Bien au-delà du conflit de personnalités entre Obama et Netanyahou, entrent en jeu d’autres forces plus puissantes qui risquent d’aigrir les relations entre Israël et les Etats-Unis, quel que soit le résultat de l'élection israélienne

Les retombées de l’adresse au Congrès par le Premier ministre israélien Netanyahou sur les négociations nucléaires avec l'Iran posent une question importante : sommes-nous en présence d’une fissure structurelle à long terme entre les Etats-Unis et Israël, ou d’un conflit de personnalités entre Obama et Netanyahou ?

A l’approche des élections israéliennes le 17 mars, la réponse prend une importance toute particulière : un changement de leadership pourrait-il éviter le péril d’une fissure structurelle potentielle, ou ne servirait-il qu’à masquer de profondes différences politiques à grand renfort de poignées de main chaleureuses et de sourires hypocrites ?

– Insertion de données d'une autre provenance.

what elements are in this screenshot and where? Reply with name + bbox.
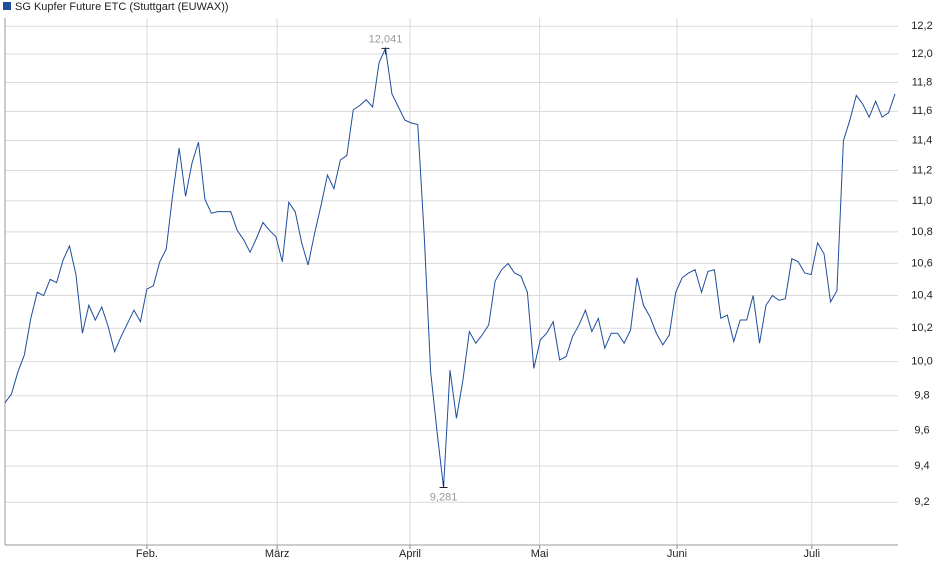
y-tick-label: 9,2: [914, 496, 929, 508]
extreme-label: 12,041: [369, 33, 403, 45]
y-tick-label: 10,4: [911, 289, 932, 301]
x-tick-label: Juli: [804, 548, 821, 560]
price-line: [4, 46, 896, 488]
y-tick-label: 10,2: [911, 322, 932, 334]
y-tick-label: 9,4: [914, 460, 929, 472]
x-tick-label: April: [399, 548, 421, 560]
y-tick-label: 9,8: [914, 390, 929, 402]
legend-label: SG Kupfer Future ETC (Stuttgart (EUWAX)): [15, 1, 229, 13]
y-tick-label: 11,2: [912, 164, 933, 176]
y-tick-label: 12,2: [911, 20, 932, 32]
y-tick-label: 11,4: [912, 135, 933, 147]
x-tick-label: Feb.: [136, 548, 158, 560]
y-tick-label: 11,8: [912, 76, 933, 88]
x-tick-label: März: [265, 548, 289, 560]
y-tick-label: 10,8: [911, 226, 932, 238]
legend-swatch: [3, 2, 11, 10]
extreme-label: 9,281: [430, 491, 458, 503]
y-tick-label: 10,6: [911, 257, 932, 269]
x-tick-label: Juni: [667, 548, 687, 560]
y-tick-label: 9,6: [914, 424, 929, 436]
y-tick-label: 10,0: [911, 356, 932, 368]
x-tick-label: Mai: [531, 548, 549, 560]
y-tick-label: 12,0: [911, 48, 932, 60]
y-tick-label: 11,0: [912, 195, 933, 207]
y-tick-label: 11,6: [912, 105, 933, 117]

Une chose est sure, Obama et Netanyahou ne s’entendent pas, et les relations entre ces dirigeants sont effectivement conflictuelles. Cependant, ce conflit de personnalités s’est métastasé au point de mettre à nu les désaccords politiques majeurs sur le programme nucléaire de l'Iran et, dans une moindre mesure, la question palestinienne.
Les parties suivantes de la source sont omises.